Ohio man credits Apple Watch health feature with saving his life
Zac Zies said he sought medical care after the watch showed his resting heart rate to be 210 beats per minute, and ended up needing an arterial ablation
The Blade, Toledo, Ohio
PERRYSBURG, Ohio — When Zac Zies' Apple Watch showed his resting heart rate at 210 beats per minute, he figured he ought to check in with his doctor.
After making a phone call and relaying the watch's troubling statistic, though, his doctor disputed the watch's accuracy. The 25-year-old Perrysburg man just felt tired, not sick. Almost like he'd just finished exercising.
"I never would have realized this was going on without my Apple Watch," he said.
Convinced the watch was right, Mr. Zies ultimately went to urgent care. Medical staff there found his oxygen level was 99 percent, his blood pressure was normal, but his resting heart rate was 222 beats per minute.
He was taken by ambulance to ProMedica Toledo Hospital, where staff worked to get his heart rate down. They shocked his heart, he said, and he spent the night in the intensive-care unit. The next day, he had an arterial ablation to correct an arterial flutter.
"I guess for Thanksgiving, I was very thankful for Apple," Mr. Zies said.
Mr. Zies has used Apple Watches for some time and has been an "avid Apple user" for years. He got the latest watch model in October because of its health features, though he emphasized he never really imagined anything like his recent ICU visit would result.

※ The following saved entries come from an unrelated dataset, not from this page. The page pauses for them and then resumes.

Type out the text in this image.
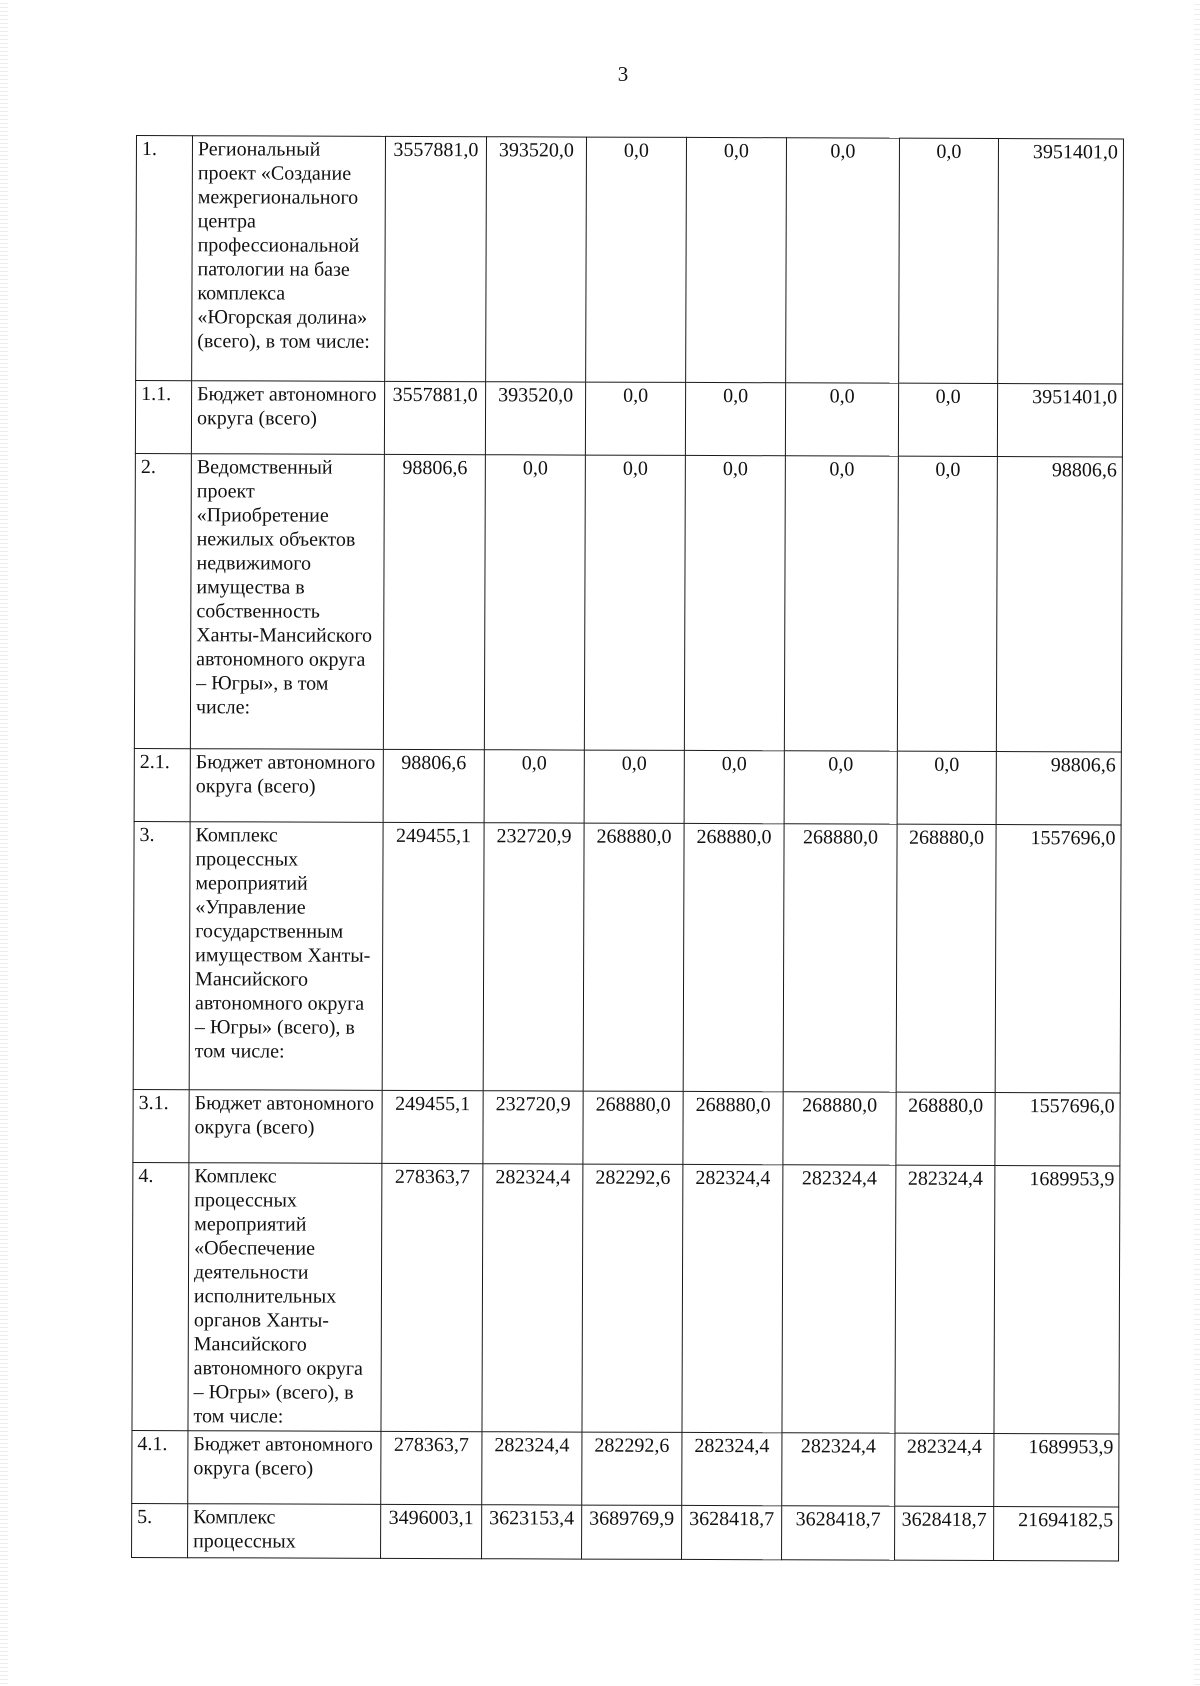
3
1.	Региональный проект «Создание межрегионального центра профессиональной патологии на базе комплекса «Югорская долина» (всего), в том числе:	3557881,0	393520,0	0,0	0,0	0,0	0,0	3951401,0
1.1.	Бюджет автономного округа (всего)	3557881,0	393520,0	0,0	0,0	0,0	0,0	3951401,0
2.	Ведомственный проект «Приобретение нежилых объектов недвижимого имущества в собственность Ханты-Мансийского автономного округа – Югры», в том числе:	98806,6	0,0	0,0	0,0	0,0	0,0	98806,6
2.1.	Бюджет автономного округа (всего)	98806,6	0,0	0,0	0,0	0,0	0,0	98806,6
3.	Комплекс процессных мероприятий «Управление государственным имуществом Ханты-Мансийского автономного округа – Югры» (всего), в том числе:	249455,1	232720,9	268880,0	268880,0	268880,0	268880,0	1557696,0
3.1.	Бюджет автономного округа (всего)	249455,1	232720,9	268880,0	268880,0	268880,0	268880,0	1557696,0
4.	Комплекс процессных мероприятий «Обеспечение деятельности исполнительных органов Ханты-Мансийского автономного округа – Югры» (всего), в том числе:	278363,7	282324,4	282292,6	282324,4	282324,4	282324,4	1689953,9
4.1.	Бюджет автономного округа (всего)	278363,7	282324,4	282292,6	282324,4	282324,4	282324,4	1689953,9
5.	Комплекс процессных	3496003,1	3623153,4	3689769,9	3628418,7	3628418,7	3628418,7	21694182,5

He plans to undergo a heart study in February to ensure everything is back to normal. Since his release from the hospital, Mr. Zies said he feels about 90 percent better.
Long before the incident, he was diagnosed with Friedreich's Ataxia, a neuromuscular disorder that causes muscle weakness and problems with coordination. He also has hearing loss and an enlarged heart in the left ventricle.
Susan Zies, Mr. Zies' mother, said her son has always been interested in technology. When he was 7 years old, she said he asked for dial-up Internet instead of a birthday party.
"Zac knows his technology," she said.
When the watch alerted him to a potential health issue, she was with him and remembered that he kept insisting, "'Mom, the watch is right,'" she said.
At the hospital, Ms. Zies said she was shaking and worried watching the doctors treating her son.
"I was trying to keep calm for him. Because he was calm," she said. "It was pretty scary."
She is thankful technology not only helped save his life, but allows him to live as independently as possible. He graduated from Ohio State University in May with a ceremony during which Tim Cook, Apple's chief executive officer, gave the virtual commencement address.
He emailed Mr. Cook after his release from the hospital to express his gratitude and described how his Apple Watch was in sync with the monitors at the hospital.
"It's not every day you think this is probably going to happen," he said. "I guess it was a good purchase."